Kuşkusuz, en önemlisi Peygambere karşı ince düşünceli ve saygılı
olmaktır. Allah bir ayetinde Peygambere saygıya şöyle dikkat
çekmektedir:
Ey iman edenler, Allah'ın Resulü'nün huzurunda öne geçmeyin ve Allah'tan sakının. Şüphesiz Allah, işitendir, bilendir. (Hucurat Suresi, 1)
İnce düşüncenin önemi, bir başka ayette ise şöyle vurgulanır:
Ey iman edenler
(rastgele) Peygamberin evlerine girmeyin, (Bir başka iş için
girmişseniz ille de) yemek vaktini beklemeyin. (Ama yemeğe)
çağrıldığınız zaman girin, yemeği yiyince dağılın ve söze dalmayın.
Gerçekten bu, peygambere eziyet vermekte ve o da sizden utanmaktadır;
oysa Allah, hak(kı açıklamaktan)tan utanmaz. Onlardan (peygamberin
eşlerinden) bir şey isteyeceğiniz zaman, perde arkasından isteyin. Bu,
sizin kalpleriniz için de, onların kalpleri için de daha temizdir.

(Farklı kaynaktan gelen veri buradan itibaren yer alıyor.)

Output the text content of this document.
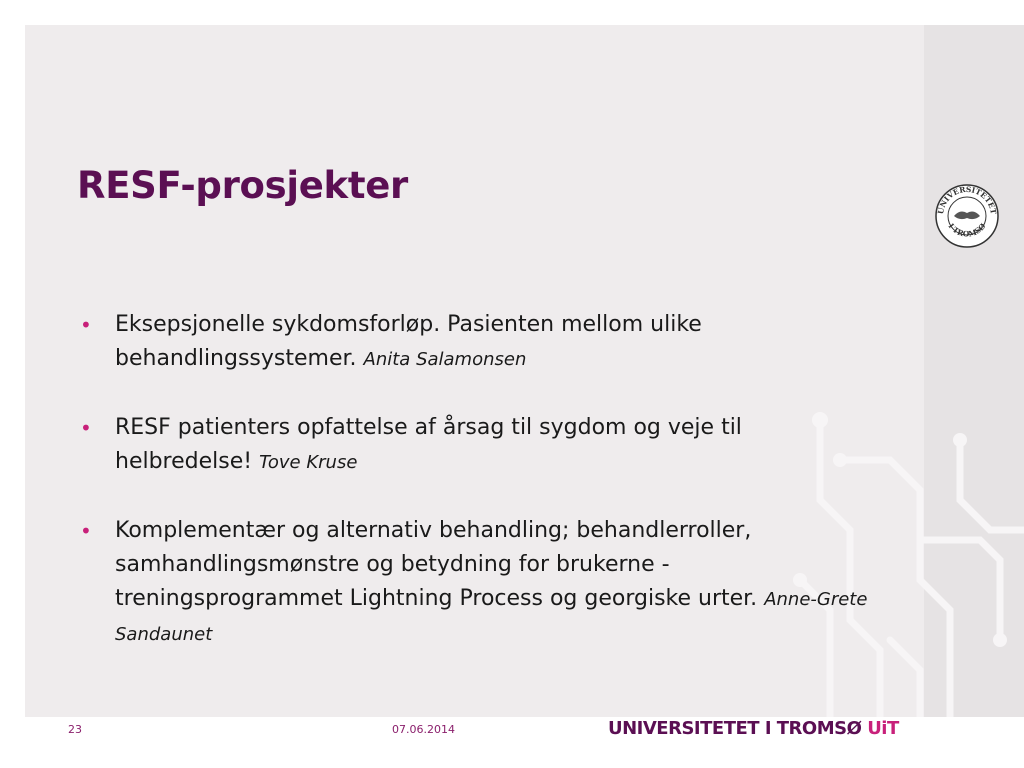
RESF-prosjekter
• Eksepsjonelle sykdomsforløp. Pasienten mellom ulike behandlingssystemer. Anita Salamonsen
• RESF patienters opfattelse af årsag til sygdom og veje til helbredelse! Tove Kruse
• Komplementær og alternativ behandling; behandlerroller, samhandlingsmønstre og betydning for brukerne - treningsprogrammet Lightning Process og georgiske urter. Anne-Grete Sandaunet
UNIVERSITETET
I TROMSØ
23	07.06.2014	UNIVERSITETET I TROMSØ UiT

Allah'ın Resulü'ne eziyet vermeniz ve ondan sonra eşlerini nikahlamanız
size ebedi olarak (helal) olmaz. Çünkü böyle yapmanız, Allah katında çok
büyük (bir günah)tır. (Ahzab Suresi, 53)
Kuran ahlakıyla
yetişmiş insanlar, son derece kaliteli, kibar, nezih ve ince
düşüncelidirler. Kendi nefislerinden önce kardeşinin nefsini düşünen,
ona duyduğu sevgiye rağmen yemeği yoksula, yetime ve esire yediren
müminlerin doğal halleridir bu. İnce düşünceli olmak aynı zamanda
cennettekilerin bir vasfıdır.
İnce düşünce
örneklerini şartlara ve ortama göre çoğaltmak mümkündür. Bunların
bazıları bir işle meşgul olan kardeşini rahatsız etmemek, eğer dua
ediyorsa ortamın sessizliğini bozmamak, o istemeden ona hizmet etmek,
rahat etmesini sağlamak, bir eksiği veya ihtiyacı olup olmadığını
öğrenmek sayılabilir. Ama unutmamak gerekir ki, bu sayılanlar son derece
genel bir anlatımdır. Her ortam ve şarta göre bu örnekler yüzlerce,
binlerce olacak şekilde artırılabilir.